Crystal structure of DepB_Rleg protomer and octameric assembly. (A) Cartoon representation of the protomer with a view looking down the top of the TIM barrel rendered in black and white with the β7 annotated in red. Loop A (orange) caps the top of the substrate-binding cleft, loop B (dashes) could not be modeled but its position has been highlighted in this figure, and finally, loop C (green) which extends into the active site of the opposing protomer in the dimer. A sequence logo highlighting the conservation of the catalytic residues has also been provided. (B) Surface and cartoon rendition of the DepB_Rleg octamer.
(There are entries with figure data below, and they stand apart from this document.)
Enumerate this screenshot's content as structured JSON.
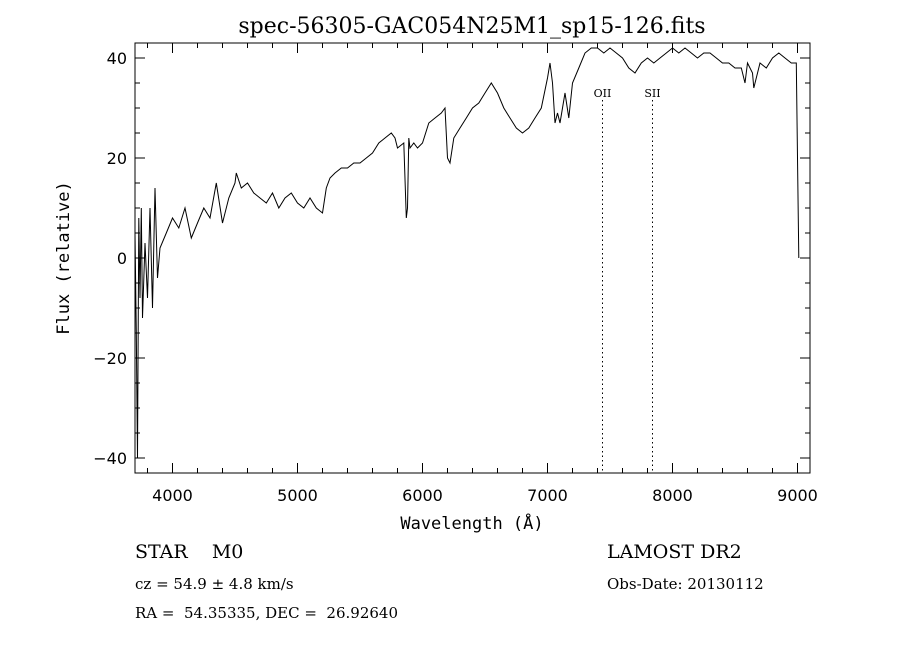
{
  "chart_data": {
    "type": "line",
    "title": "spec-56305-GAC054N25M1_sp15-126.fits",
    "xlabel": "Wavelength (Å)",
    "ylabel": "Flux (relative)",
    "xlim": [
      3700,
      9100
    ],
    "ylim": [
      -43,
      43
    ],
    "xticks": [
      4000,
      5000,
      6000,
      7000,
      8000,
      9000
    ],
    "xtick_labels": [
      "4000",
      "5000",
      "6000",
      "7000",
      "8000",
      "9000"
    ],
    "yticks": [
      -40,
      -20,
      0,
      20,
      40
    ],
    "ytick_labels": [
      "−40",
      "−20",
      "0",
      "20",
      "40"
    ],
    "grid": false,
    "series": [
      {
        "x": [
          3700,
          3710,
          3720,
          3730,
          3740,
          3750,
          3760,
          3780,
          3800,
          3820,
          3840,
          3860,
          3880,
          3900,
          3950,
          4000,
          4050,
          4100,
          4150,
          4200,
          4250,
          4300,
          4350,
          4400,
          4450,
          4500,
          4510,
          4550,
          4600,
          4650,
          4700,
          4750,
          4800,
          4850,
          4900,
          4950,
          5000,
          5050,
          5100,
          5150,
          5200,
          5230,
          5260,
          5300,
          5350,
          5400,
          5450,
          5500,
          5550,
          5600,
          5650,
          5700,
          5750,
          5780,
          5800,
          5850,
          5870,
          5880,
          5890,
          5900,
          5930,
          5960,
          6000,
          6050,
          6100,
          6150,
          6180,
          6200,
          6220,
          6250,
          6300,
          6350,
          6400,
          6450,
          6500,
          6550,
          6600,
          6650,
          6700,
          6750,
          6800,
          6850,
          6900,
          6950,
          7000,
          7020,
          7040,
          7060,
          7080,
          7100,
          7140,
          7170,
          7200,
          7250,
          7300,
          7350,
          7400,
          7450,
          7500,
          7550,
          7600,
          7650,
          7700,
          7750,
          7800,
          7850,
          7900,
          7950,
          8000,
          8050,
          8100,
          8150,
          8200,
          8250,
          8300,
          8350,
          8400,
          8450,
          8500,
          8550,
          8580,
          8600,
          8640,
          8650,
          8700,
          8750,
          8800,
          8850,
          8900,
          8950,
          8990,
          9000,
          9010
        ],
        "values": [
          5,
          -15,
          -40,
          8,
          -8,
          10,
          -12,
          3,
          -8,
          10,
          -10,
          14,
          -4,
          2,
          5,
          8,
          6,
          10,
          4,
          7,
          10,
          8,
          15,
          7,
          12,
          15,
          17,
          14,
          15,
          13,
          12,
          11,
          13,
          10,
          12,
          13,
          11,
          10,
          12,
          10,
          9,
          14,
          16,
          17,
          18,
          18,
          19,
          19,
          20,
          21,
          23,
          24,
          25,
          24,
          22,
          23,
          8,
          10,
          24,
          22,
          23,
          22,
          23,
          27,
          28,
          29,
          30,
          20,
          19,
          24,
          26,
          28,
          30,
          31,
          33,
          35,
          33,
          30,
          28,
          26,
          25,
          26,
          28,
          30,
          36,
          39,
          35,
          27,
          29,
          27,
          33,
          28,
          35,
          38,
          41,
          42,
          42,
          41,
          42,
          41,
          40,
          38,
          37,
          39,
          40,
          39,
          40,
          41,
          42,
          41,
          42,
          41,
          40,
          41,
          41,
          40,
          39,
          39,
          38,
          38,
          35,
          39,
          37,
          34,
          39,
          38,
          40,
          41,
          40,
          39,
          39,
          20,
          0
        ]
      }
    ],
    "annotations": [
      {
        "label": "OII",
        "x": 7440
      },
      {
        "label": "SII",
        "x": 7840
      }
    ]
  },
  "info": {
    "object_class": "STAR    M0",
    "survey": "LAMOST DR2",
    "cz": "cz = 54.9 ± 4.8 km/s",
    "obs_date": "Obs-Date: 20130112",
    "coords": "RA =  54.35335, DEC =  26.92640"
  }
}
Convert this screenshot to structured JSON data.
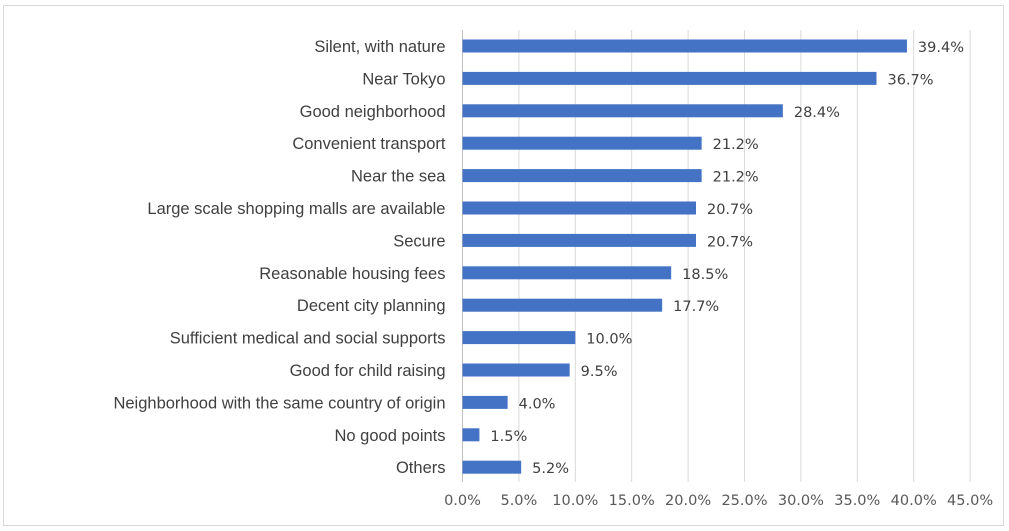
{
  "chart_data": {
    "type": "bar",
    "orientation": "horizontal",
    "categories": [
      "Silent, with nature",
      "Near Tokyo",
      "Good neighborhood",
      "Convenient transport",
      "Near the sea",
      "Large scale shopping malls are available",
      "Secure",
      "Reasonable housing fees",
      "Decent city planning",
      "Sufficient medical and social supports",
      "Good for child raising",
      "Neighborhood with the same country of origin",
      "No good points",
      "Others"
    ],
    "values": [
      39.4,
      36.7,
      28.4,
      21.2,
      21.2,
      20.7,
      20.7,
      18.5,
      17.7,
      10.0,
      9.5,
      4.0,
      1.5,
      5.2
    ],
    "value_labels": [
      "39.4%",
      "36.7%",
      "28.4%",
      "21.2%",
      "21.2%",
      "20.7%",
      "20.7%",
      "18.5%",
      "17.7%",
      "10.0%",
      "9.5%",
      "4.0%",
      "1.5%",
      "5.2%"
    ],
    "x_ticks": [
      "0.0%",
      "5.0%",
      "10.0%",
      "15.0%",
      "20.0%",
      "25.0%",
      "30.0%",
      "35.0%",
      "40.0%",
      "45.0%"
    ],
    "xlim": [
      0,
      45
    ],
    "title": "",
    "xlabel": "",
    "ylabel": "",
    "grid": "vertical",
    "legend": "none",
    "bar_color": "#4472c4"
  }
}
This assembly was predicted using the PISA server. View rotated at a 90° angle depicting 3D domain swapping of loop C at the dimer interface.

Figure 4

Model of the coenzyme binding site highlighting the conservation of putative coenzyme binding residues. (A) NADP⁺ was modeled by superimposing the ternary complex of AKR6A2 with apo-DepB_Rleg. White sticks represent the residues from DepB_Rleg complex, while cyan sticks are residues corresponding to AKR6A2. Trp-206 has been re-oriented in the apo-DepB_Rleg structure to prevent a steric clash with the nicotinamide ring of NADP⁺. π-stacking interactions between the nicotinamide ring and Trp-206 are shaded in blue. In apo-DepB_Rleg, Lys-217 points away from the entrance of the coenzyme binding pocket. However, by analogy to Lys-254 in AKR6A2, this residue may interact with at least one of the oxygen atoms of 2’monophosphate. (B) MSA depicting conservation of residues near the 2’monophosphate of the modeled NADP⁺ (See Supplementary Table S1 for accession codes).

Figure 5

Model of the ternary complex of DepB_Rleg. (A) Binding orientation for 3-keto-DON for hydride attack at the re-face. π-stacking interactions between Phe-84 and the cyclohexene ring are shaded yellow. (B) Binding orientation for 3-keto-DON for hydride attack at the si-face. (C) Multiple sequence alignments depicting the sequence variability at positions corresponding to Phe-84 and Ala-123 in DepB_Rleg with that of various AKR family representatives.